Use Newton’s method to approximate the root of x^2 + 4x + 2 = 0 between x = -4
and x = -3 .
Starting at -3:
h(-3.00000) = 23.00000 -- next x: -0.70000
h(-0.70000) = 5.29000 -- next x: 0.27963
h(0.27963) = 0.95967 -- next x: 0.55854
h(0.55854) = 0.07779 -- next x: 0.58553
h(0.58553) = 0.00073 -- next x: 0.58579
h(0.58579) = 0.00000 -- next x: 0.58579
Starting at -4:
h(-4.00000) = 34.00000 -- next x: -1.16667
h(-1.16667) = 8.02778 -- next x: 0.10088
h(0.10088) = 1.60667 -- next x: 0.52388
h(0.52388) = 0.17893 -- next x: 0.58449
h(0.58449) = 0.00367 -- next x: 0.58579
h(0.58579) = 0.00000 -- next x: 0.58579
My bad. Misplaced a + sign.
h(-4.00000) = 2.00000 -- next x: -3.50000
h(-3.50000) = 0.25000 -- next x: -3.41667
h(-3.41667) = 0.00694 -- next x: -3.41422
h(-3.41422) = 0.00001 -- next x: -3.41421
To use Newton's method, we need an initial approximation of the root. Let's start by choosing x = -3 since it is within the given interval.
Step 1: Find the derivative of the function.

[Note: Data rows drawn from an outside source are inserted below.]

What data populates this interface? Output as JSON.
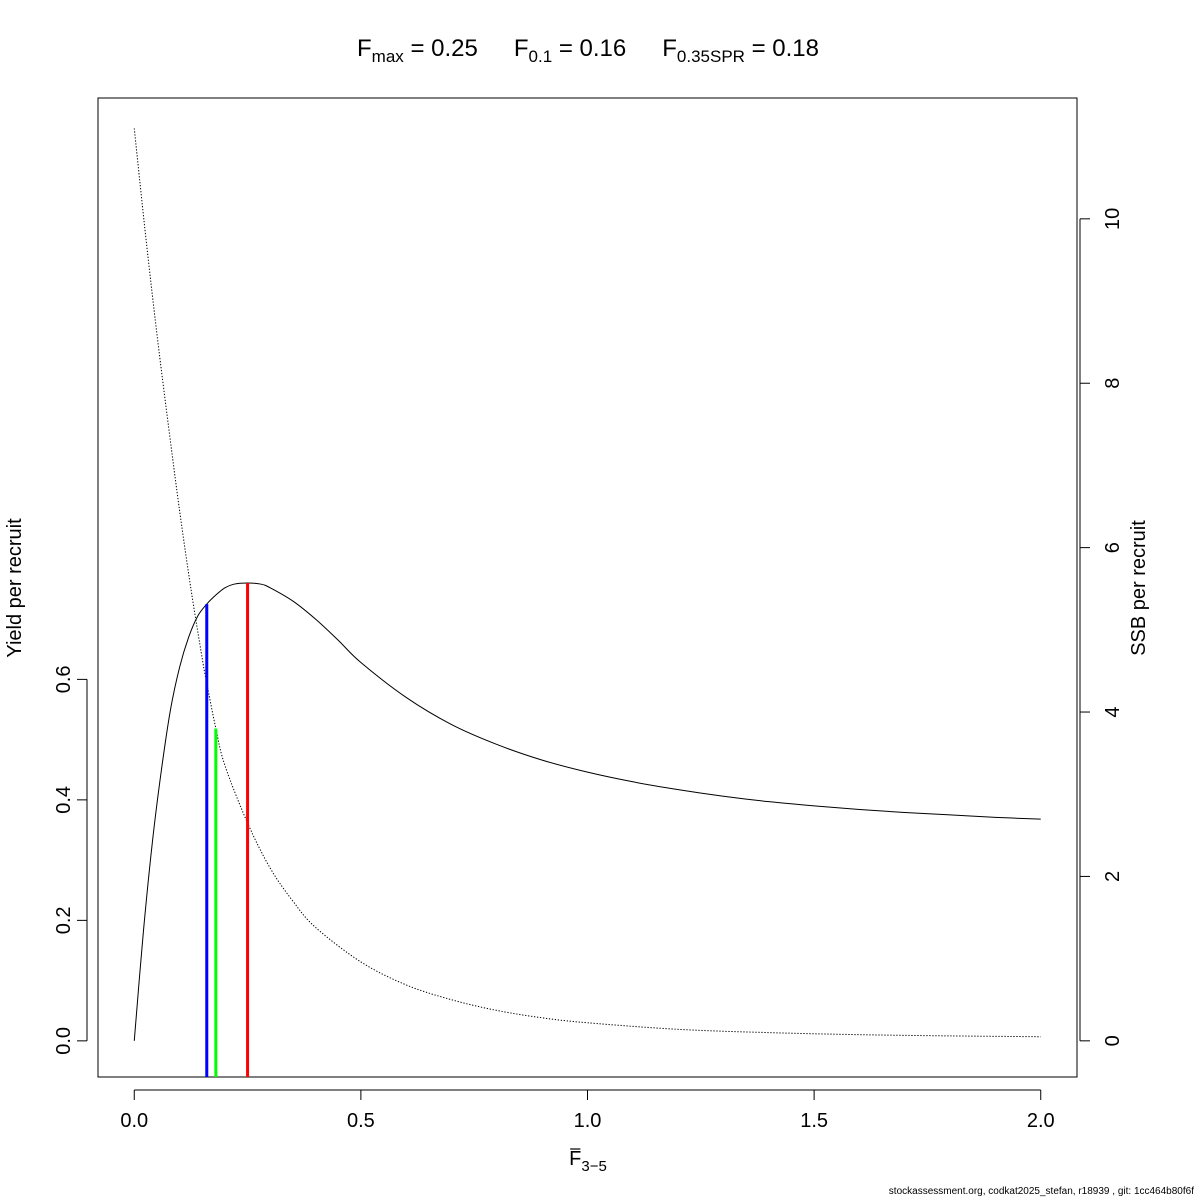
{
  "chart_data": {
    "type": "line",
    "title_parts": [
      {
        "symbol": "F",
        "subscript": "max",
        "relation": " = ",
        "value": "0.25"
      },
      {
        "symbol": "F",
        "subscript": "0.1",
        "relation": " = ",
        "value": "0.16"
      },
      {
        "symbol": "F",
        "subscript": "0.35SPR",
        "relation": " = ",
        "value": "0.18"
      }
    ],
    "xlabel": {
      "symbol": "F",
      "subscript": "3−5"
    },
    "ylabel": "Yield per recruit",
    "y2label": "SSB per recruit",
    "xlim": [
      -0.08,
      2.08
    ],
    "ylim": [
      -0.06,
      1.565
    ],
    "y2lim": [
      -0.44,
      11.47
    ],
    "xticks": [
      0.0,
      0.5,
      1.0,
      1.5,
      2.0
    ],
    "xtick_labels": [
      "0.0",
      "0.5",
      "1.0",
      "1.5",
      "2.0"
    ],
    "yticks": [
      0.0,
      0.2,
      0.4,
      0.6
    ],
    "ytick_labels": [
      "0.0",
      "0.2",
      "0.4",
      "0.6"
    ],
    "y2ticks": [
      0,
      2,
      4,
      6,
      8,
      10
    ],
    "y2tick_labels": [
      "0",
      "2",
      "4",
      "6",
      "8",
      "10"
    ],
    "grid": false,
    "series": [
      {
        "axis": "left",
        "style": "solid",
        "color": "#000000",
        "x": [
          0,
          0.02,
          0.04,
          0.06,
          0.08,
          0.1,
          0.12,
          0.14,
          0.16,
          0.18,
          0.2,
          0.22,
          0.25,
          0.28,
          0.3,
          0.35,
          0.4,
          0.45,
          0.5,
          0.6,
          0.7,
          0.8,
          0.9,
          1.0,
          1.1,
          1.2,
          1.3,
          1.4,
          1.5,
          1.6,
          1.7,
          1.8,
          1.9,
          2.0
        ],
        "y": [
          0,
          0.18,
          0.33,
          0.45,
          0.55,
          0.62,
          0.67,
          0.705,
          0.725,
          0.74,
          0.752,
          0.758,
          0.76,
          0.758,
          0.752,
          0.73,
          0.7,
          0.665,
          0.628,
          0.57,
          0.525,
          0.492,
          0.466,
          0.446,
          0.43,
          0.417,
          0.406,
          0.397,
          0.39,
          0.384,
          0.379,
          0.375,
          0.371,
          0.368
        ]
      },
      {
        "axis": "right",
        "style": "dotted",
        "color": "#000000",
        "x": [
          0,
          0.025,
          0.05,
          0.075,
          0.1,
          0.125,
          0.15,
          0.16,
          0.18,
          0.2,
          0.25,
          0.3,
          0.35,
          0.4,
          0.5,
          0.6,
          0.7,
          0.8,
          0.9,
          1.0,
          1.2,
          1.4,
          1.6,
          1.8,
          2.0
        ],
        "y": [
          11.1,
          9.8,
          8.6,
          7.5,
          6.45,
          5.5,
          4.65,
          4.35,
          3.8,
          3.35,
          2.65,
          2.1,
          1.7,
          1.38,
          0.96,
          0.68,
          0.5,
          0.37,
          0.28,
          0.22,
          0.14,
          0.1,
          0.075,
          0.06,
          0.05
        ]
      }
    ],
    "reference_lines": [
      {
        "color": "#0000ff",
        "x": 0.16,
        "y_top": 0.725,
        "axis": "left"
      },
      {
        "color": "#00ff00",
        "x": 0.18,
        "y_top": 3.8,
        "axis": "right"
      },
      {
        "color": "#ff0000",
        "x": 0.25,
        "y_top": 0.76,
        "axis": "left"
      }
    ]
  },
  "footer": "stockassessment.org, codkat2025_stefan, r18939 , git: 1cc464b80f6f"
}
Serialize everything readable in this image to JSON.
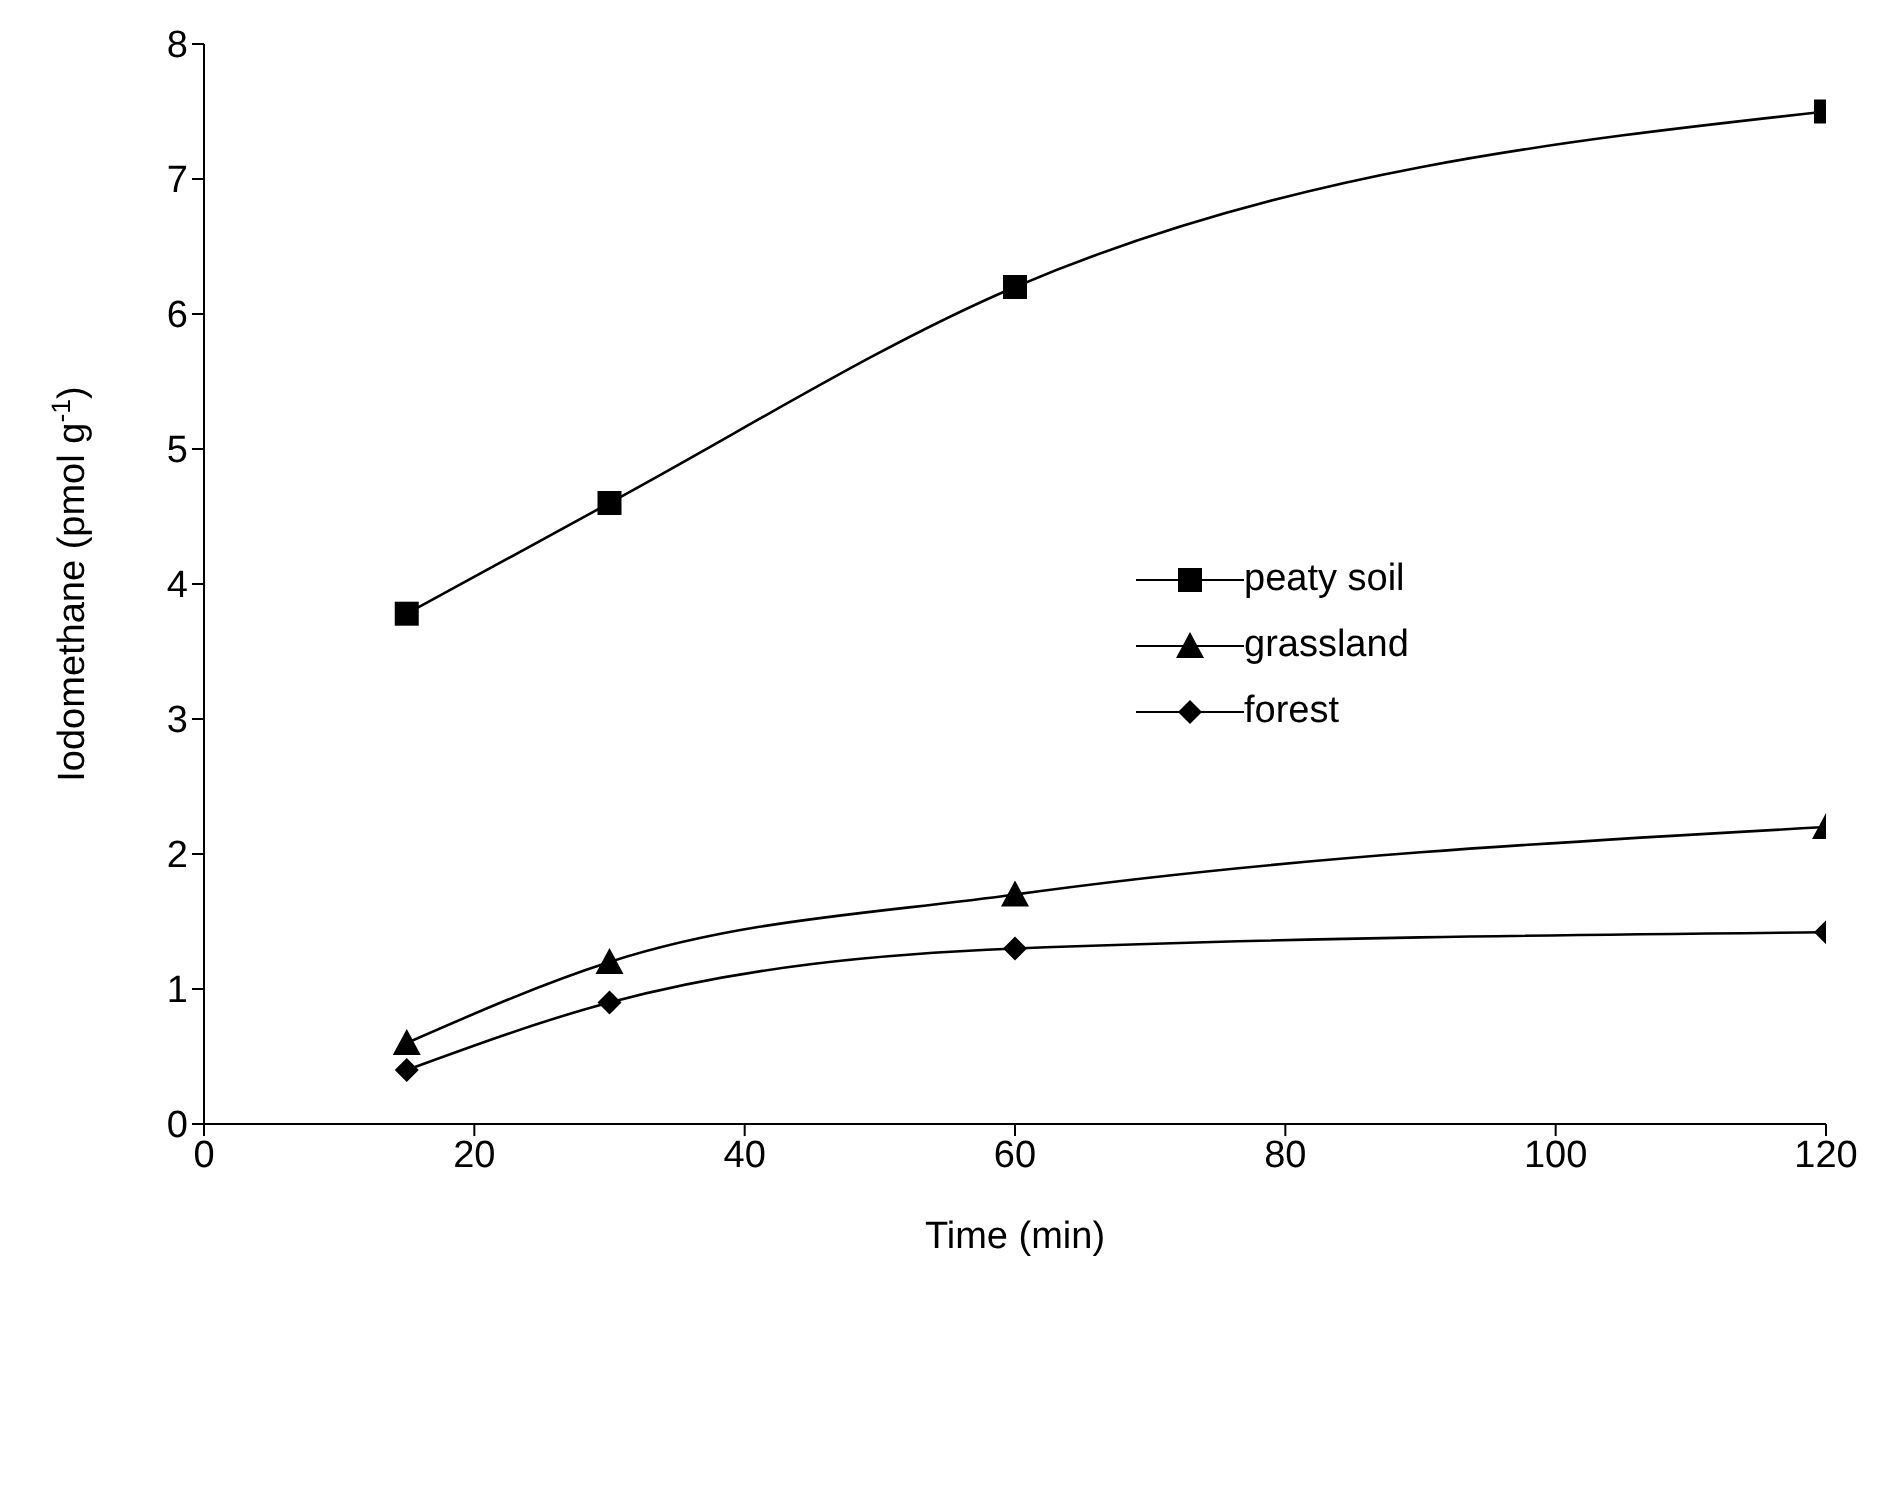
{
  "chart_data": {
    "type": "line",
    "xlabel": "Time (min)",
    "ylabel": "Iodomethane  (pmol g$^{-1}$)",
    "x": [
      15,
      30,
      60,
      120
    ],
    "series": [
      {
        "name": "peaty soil",
        "color": "#000000",
        "marker": "square",
        "values": [
          3.78,
          4.6,
          6.2,
          7.5
        ]
      },
      {
        "name": "grassland",
        "color": "#000000",
        "marker": "triangle",
        "values": [
          0.6,
          1.2,
          1.7,
          2.2
        ]
      },
      {
        "name": "forest",
        "color": "#000000",
        "marker": "diamond",
        "values": [
          0.4,
          0.9,
          1.3,
          1.42
        ]
      }
    ],
    "xlim": [
      0,
      120
    ],
    "xticks": [
      0,
      20,
      40,
      60,
      80,
      100,
      120
    ],
    "ylim": [
      0,
      8
    ],
    "yticks": [
      0,
      1,
      2,
      3,
      4,
      5,
      6,
      7,
      8
    ],
    "grid": false,
    "legend": "right",
    "line_style": "solid"
  }
}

Let's find the derivative of f(x) = x^2 + 4x + 2.
f'(x) = 2x + 4.
Step 2: Set up the Newton's iteration formula.
The Newton's iteration formula is given by:
x[n+1] = x[n] - f(x[n])/f'(x[n])
Step 3: Apply the Newton's iteration formula.
Let's do the calculations:
x[0] = -3 (our initial approximation)
x[1] = x[0] - f(x[0])/f'(x[0])
= -3 - ( (-3)^2 + 4(-3) + 2 ) / ( 2(-3) + 4 )
= -3 - ( 9 - 12 + 2 ) / ( -6 + 4 )
= -3 - (-1) / (-2)
= -3 + 1/2
= -2.5
Repeat the steps until we reach the desired accuracy or number of iterations.
Step 4: Further iterations.
Let's continue the iteration:
x[2] = x[1] - f(x[1])/f'(x[1])
= -2.5 - ( (-2.5)^2 + 4(-2.5) + 2 ) / ( 2(-2.5) + 4 )
= -2.5 - ( 6.25 - 10 + 2 ) / ( -5 + 4 )
= -2.5 - (-1.75) / (-1)
= -2.5 + 1.75
= -0.75
Repeat the process until the desired accuracy is achieved or the number of iterations is reached.